Alternatively, one popular route is through extensive use of third-parties – for example service providers – that can offer significant economies of scale, access to deep domain expertise and shared datacentre facilities.

Moving to a managed cloud service will provide buyers with the ability to relinquish management of some day-to-day operations and gain more accurate and reliable service level agreements (SLAs), higher availability and the resilience to focus less on disaster recovery. An organisation will also benefit from much lower upfront costs than on-premise deployments and a faster start to projects and programmes.

At the same time, finance directors will like the flattening effect of subscription tariffs in the cloud. It has few surprises and instead costs are better aligned with true value delivery than traditional, rigid enterprise software pricing.

Having a close working relationship with the managed service provider will ensure ‘open book’ accounting and predictable cost models. Service catalogues, for example, provide an at-a-glance view of what’s available from the IT portfolio. A menu-like approach and clear vocabulary allow constructive conversations with the business, support standardisation and reduces complexity.

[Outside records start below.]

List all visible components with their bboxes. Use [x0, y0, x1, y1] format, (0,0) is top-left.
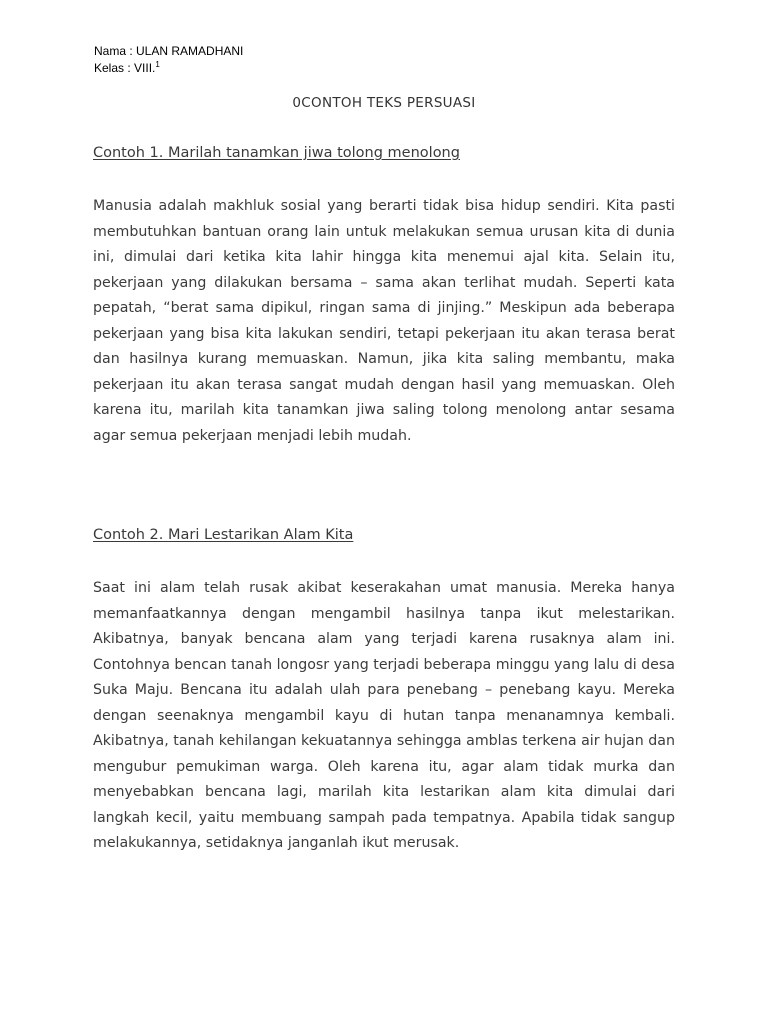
- section-paragraph-1: Manusia adalah makhluk sosial yang berarti tidak bisa hidup sendiri. Kita pasti membutuhkan bantuan orang lain untuk melakukan semua urusan kita di dunia ini, dimulai dari ketika kita lahir hingga kita menemui ajal kita. Selain itu, pekerjaan yang dilakukan bersama – sama akan terlihat mudah. Seperti kata pepatah, “berat sama dipikul, ringan sama di jinjing.” Meskipun ada beberapa pekerjaan yang bisa kita lakukan sendiri, tetapi pekerjaan itu akan terasa berat dan hasilnya kurang memuaskan. Namun, jika kita saling membantu, maka pekerjaan itu akan terasa sangat mudah dengan hasil yang memuaskan. Oleh karena itu, marilah kita tanamkan jiwa saling tolong menolong antar sesama agar semua pekerjaan menjadi lebih mudah.: [93, 198, 675, 444]
- student-class-superscript: 1: [155, 60, 160, 69]
- section-heading-2: Contoh 2. Mari Lestarikan Alam Kita: [93, 527, 354, 543]
- student-name: Nama : ULAN RAMADHANI: [94, 44, 244, 58]
- document-title: 0CONTOH TEKS PERSUASI: [292, 95, 476, 111]
- student-class-label: Kelas : VIII.: [94, 61, 156, 75]
- section-heading-1: Contoh 1. Marilah tanamkan jiwa tolong menolong: [93, 145, 460, 161]
- section-paragraph-2: Saat ini alam telah rusak akibat keserakahan umat manusia. Mereka hanya memanfaatkannya dengan mengambil hasilnya tanpa ikut melestarikan. Akibatnya, banyak bencana alam yang terjadi karena rusaknya alam ini. Contohnya bencan tanah longosr yang terjadi beberapa minggu yang lalu di desa Suka Maju. Bencana itu adalah ulah para penebang – penebang kayu. Mereka dengan seenaknya mengambil kayu di hutan tanpa menanamnya kembali. Akibatnya, tanah kehilangan kekuatannya sehingga amblas terkena air hujan dan mengubur pemukiman warga. Oleh karena itu, agar alam tidak murka dan menyebabkan bencana lagi, marilah kita lestarikan alam kita dimulai dari langkah kecil, yaitu membuang sampah pada tempatnya. Apabila tidak sangup melakukannya, setidaknya janganlah ikut merusak.: [93, 580, 675, 851]
- student-class: [94, 60, 243, 77]
- student-info: [94, 43, 243, 77]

Chargeback, on the other hand, presents a way to bill lines of business based on their levels of consumption. At the same time, it relies on capacity and demand management, and to a lesser extent, metering to measure how far services matched up to SLAs.

Research stats from IDG Connect show that more than half of respondents (53%) currently use both chargeback and service catalogues. Certainly, chargeback and show-back schemes are one way to demonstrate transparency in spending and what it has provided, proving evidence to show that IT is a strategic enabler rather than a cost centre. This can then be used to educate business departments and help drive behavioural change to reduce costs.

Having a clever ICT strategy won’t, on its own, ensure the prosperity of an organisation but it does leave it with a platform for agility and, with the right processes in place, with more visibility into spending and the value of their investments. With 82% of respondents looking to move to smart sourcing, partners that deliver service assurance, value and quality at low risk, offer CxOs a flexible tool for dealing with uncertain futures.